Distanze in edilizia: vademecum per costruire in aderenza
La Cassazione Civile ha emesso una sentenza (2 marzo 2015, n. 4155) di rilevante interesse in materia di distanze in edilizia. La frase che la definisce il dettato dei giudici in maniera palese è la seguente: se gli edifici costruiti in aderenza hanno sagome diverse, la parte eccedente deve essere arretrata.
Nel caso di specie il Tribunale di Roma veniva adito dal proprietario di un terreno che chiedeva l’arretramento della costruzione realizzata sul confine dal vicino convenuto, in violazione delle distanze legali. I giudici del tribunale applicando il criterio di prevenzione, riconoscevano la legittimità della scelta del convenuto di costruire sul confine, in aderenza alla preesistente costruzione realizzata dall’attore.
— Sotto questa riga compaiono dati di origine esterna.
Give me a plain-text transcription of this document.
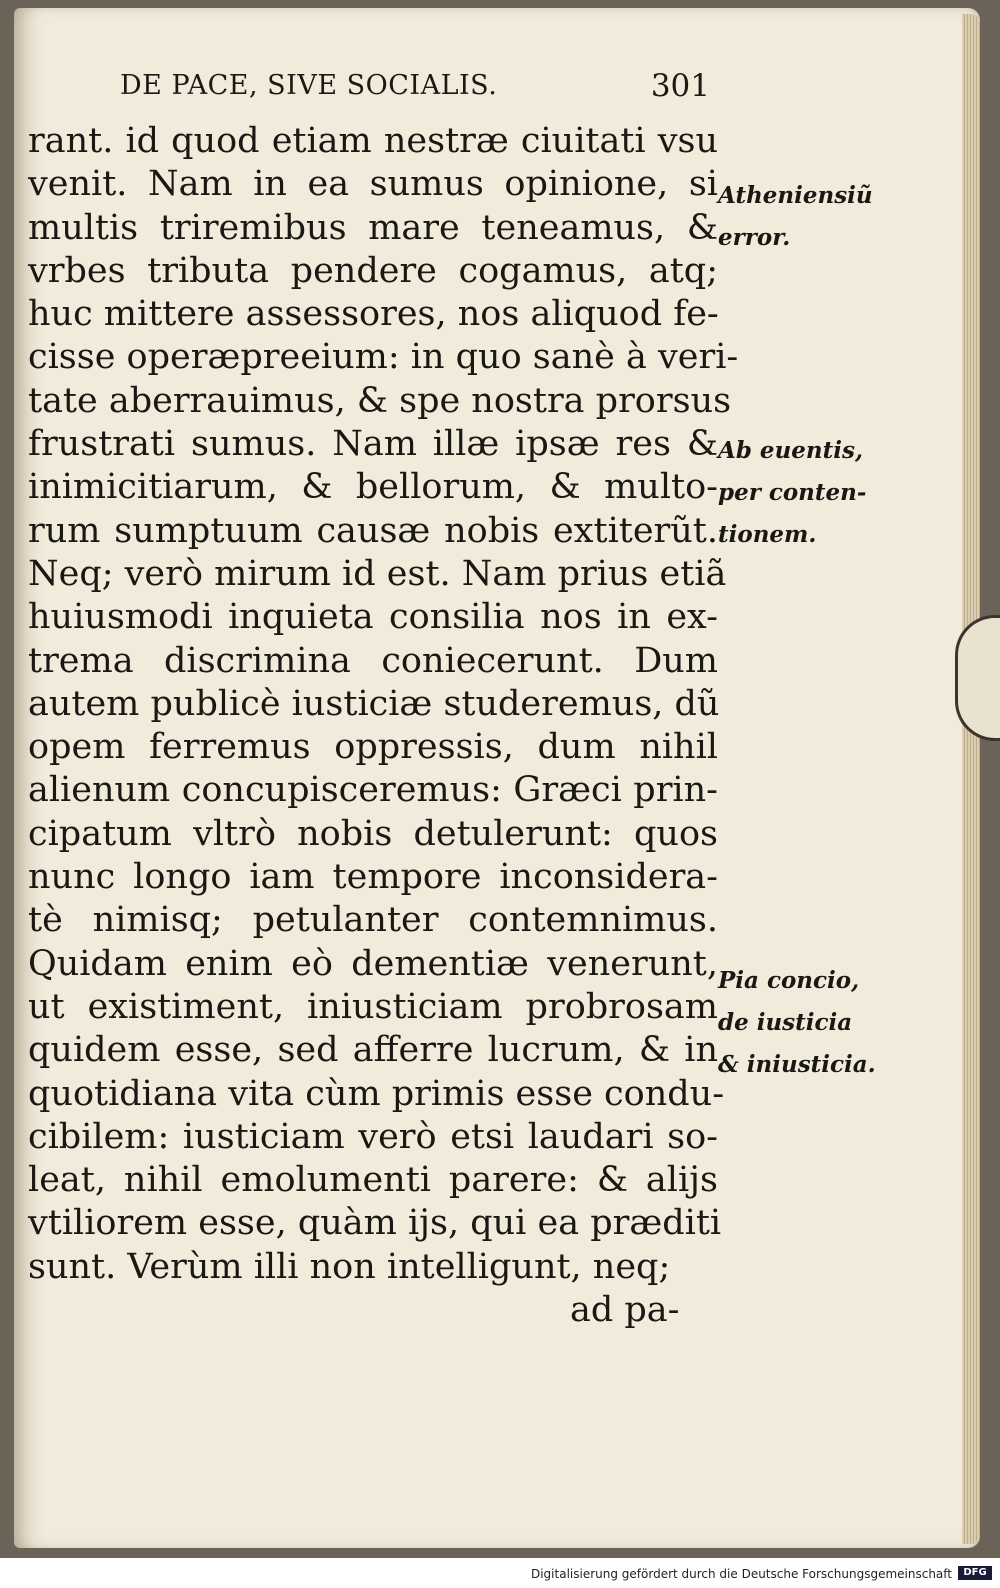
DE PACE, SIVE SOCIALIS.	301
rant. id quod etiam nestræ ciuitati vsu
venit. Nam in ea sumus opinione, si
multis triremibus mare teneamus, &
vrbes tributa pendere cogamus, atq;
huc mittere assessores, nos aliquod fe-
cisse operæpreeium: in quo sanè à veri-
tate aberrauimus, & spe nostra prorsus
frustrati sumus. Nam illæ ipsæ res &
inimicitiarum, & bellorum, & multo-
rum sumptuum causæ nobis extiterũt.
Neq; verò mirum id est. Nam prius etiã
huiusmodi inquieta consilia nos in ex-
trema discrimina coniecerunt. Dum
autem publicè iusticiæ studeremus, dũ
opem ferremus oppressis, dum nihil
alienum concupisceremus: Græci prin-
cipatum vltrò nobis detulerunt: quos
nunc longo iam tempore inconsidera-
tè nimisq; petulanter contemnimus.
Quidam enim eò dementiæ venerunt,
ut existiment, iniusticiam probrosam
quidem esse, sed afferre lucrum, & in
quotidiana vita cùm primis esse condu-
cibilem: iusticiam verò etsi laudari so-
leat, nihil emolumenti parere: & alijs
vtiliorem esse, quàm ijs, qui ea præditi
sunt. Verùm illi non intelligunt, neq;
ad pa-
Atheniensiũ
error.
Ab euentis,
per conten-
tionem.
Pia concio,
de iusticia
& iniusticia.
Digitalisierung gefördert durch die Deutsche Forschungsgemeinschaft	DFG
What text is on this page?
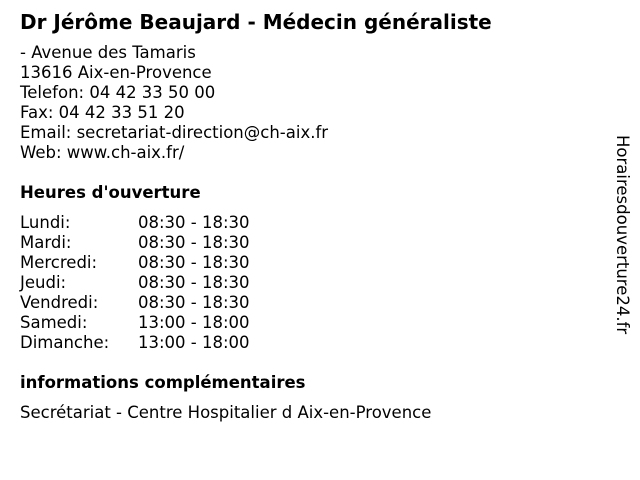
Dr Jérôme Beaujard - Médecin généraliste
- Avenue des Tamaris
13616 Aix-en-Provence
Telefon: 04 42 33 50 00
Fax: 04 42 33 51 20
Email: secretariat-direction@ch-aix.fr
Web: www.ch-aix.fr/
Heures d'ouverture
Lundi:	08:30 - 18:30
Mardi:	08:30 - 18:30
Mercredi:	08:30 - 18:30
Jeudi:	08:30 - 18:30
Vendredi:	08:30 - 18:30
Samedi:	13:00 - 18:00
Dimanche:	13:00 - 18:00
informations complémentaires
Secrétariat - Centre Hospitalier d Aix-en-Provence
Horairesdouverture24.fr
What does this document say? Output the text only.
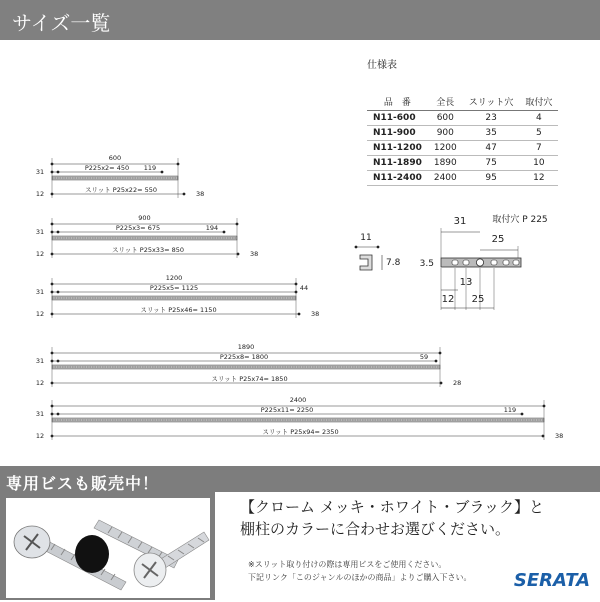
サイズ一覧
仕様表
品　番	全長	スリット穴	取付穴
N11-600	600	23	4
N11-900	900	35	5
N11-1200	1200	47	7
N11-1890	1890	75	10
N11-2400	2400	95	12
600
31	P225x2= 450 119
12	スリット P25x22= 550	38
900
31	P225x3= 675	194
12	スリット P25x33= 850	38
1200
31	P225x5= 1125	44
12	スリット P25x46= 1150	38
1890
31	P225x8= 1800	59
12	スリット P25x74= 1850	28
2400
31	P225x11= 2250	119
12	スリット P25x94= 2350	38
11
7.8
31	取付穴 P 225
25
3.5
13
12 25
専用ビスも販売中！
【クローム メッキ・ホワイト・ブラック】と
棚柱のカラーに合わせお選びください。
※スリット取り付けの際は専用ビスをご使用ください。
下記リンク「このジャンルのほかの商品」よりご購入下さい。 SERATA
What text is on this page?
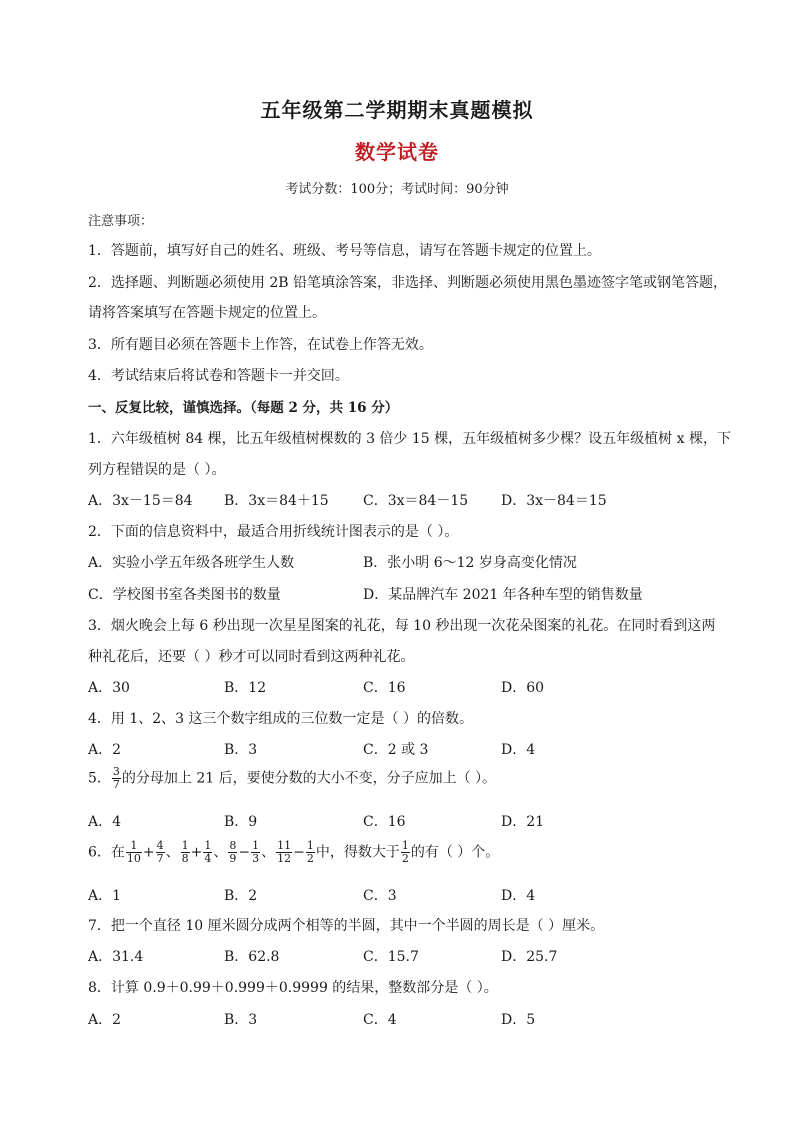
五年级第二学期期末真题模拟
数学试卷
考试分数：100分；考试时间：90分钟
注意事项：
1．答题前，填写好自己的姓名、班级、考号等信息，请写在答题卡规定的位置上。
2．选择题、判断题必须使用 2B 铅笔填涂答案，非选择、判断题必须使用黑色墨迹签字笔或钢笔答题，
请将答案填写在答题卡规定的位置上。
3．所有题目必须在答题卡上作答，在试卷上作答无效。
4．考试结束后将试卷和答题卡一并交回。
一、反复比较，谨慎选择。（每题 2 分，共 16 分）
1．六年级植树 84 棵，比五年级植树棵数的 3 倍少 15 棵，五年级植树多少棵？设五年级植树 x 棵，下
列方程错误的是（ ）。
A．3x－15＝84 B．3x＝84＋15 C．3x＝84－15 D．3x－84＝15
2．下面的信息资料中，最适合用折线统计图表示的是（ ）。
A．实验小学五年级各班学生人数	B．张小明 6～12 岁身高变化情况
C．学校图书室各类图书的数量	D．某品牌汽车 2021 年各种车型的销售数量
3．烟火晚会上每 6 秒出现一次星星图案的礼花，每 10 秒出现一次花朵图案的礼花。在同时看到这两
种礼花后，还要（ ）秒才可以同时看到这两种礼花。
A．30	B．12	C．16	D．60
4．用 1、2、3 这三个数字组成的三位数一定是（ ）的倍数。
A．2	B．3	C．2 或 3	D．4
5． $\frac{3}{7}$ 的分母加上 21 后，要使分数的大小不变，分子应加上（ ）。
A．4	B．9	C．16	D．21
6．在 $\frac{1}{10} + \frac{4}{7}$ 、 $\frac{1}{8} + \frac{1}{4}$ 、 $\frac{8}{9} - \frac{1}{3}$ 、 $\frac{11}{12} - \frac{1}{2}$ 中，得数大于 $\frac{1}{2}$ 的有（ ）个。
A．1	B．2	C．3	D．4
7．把一个直径 10 厘米圆分成两个相等的半圆，其中一个半圆的周长是（ ）厘米。
A．31.4	B．62.8	C．15.7	D．25.7
8．计算 0.9＋0.99＋0.999＋0.9999 的结果，整数部分是（ ）。
A．2	B．3	C．4	D．5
La Corte d’appello ribaltava in parte la decisione emessa in primo grado, disponendo l’arretramento ad una distanza di 5 metri dal confine per la parte di edificio che fuoriusciva dalla sagoma di quello realizzato in origine dal perveniente, estendendosi per una larghezza maggiore, lungo quella parte di confine priva di precedenti fabbricati. In questa direzione venivano demandate alla sede esecutiva le eventuali ed ulteriori questioni circa l’aspetto statico e le modalità con cui eseguire l’arretramento.
In sede di ricorso di legittimità alla Cassazione il ricorrente avanzava la pretesa di mantenere la costruzione realizzata lungo la linea di confine. La Cassazione Civile, tramite sentenza 2 marzo 2015, n. 4155, non accoglieva tale ricorso.
Inoltre, ed è ciò che più interessa ai fini dei temi trattati in questo sito, i giudici della Cassazione eccepivano l’irrilevanza dei rischi statici derivanti dall’arretramento. Tale questione era infatti stata sollevata dal ricorrente il quale lamentava il fatto che i giudici del secondo grado avessero trascurato gli eventuali pericoli statici che sarebbero potuti derivare dall’esecuzione dell’ordine di arretramento dell’immobile. I Giudici, in tutta risposta, ribadivano (ed è questo l’interessante principio che affiora dalla lettura della sentenza) che le eventuali costose conseguenze dell’arretramento, legittimamente impartito, non possono in alcun modo modificare la regola di diritto sulla cui base è stata risolta la controversia.
In caso contrario verrebbe a concretizzarsi un’ipotesi di “ragion fatta”, afferma testualmente la Cassazione, in forza della quale, chi voglia evitare i rigori normativi in tema di distanze, potrebbe adottare a priori tecniche costruttive che rendano particolarmente costosa la demolizione, ottenendo in tal modo una sorta di sanatoria a priori (o “effetto elusivo”) delle normative sul tema.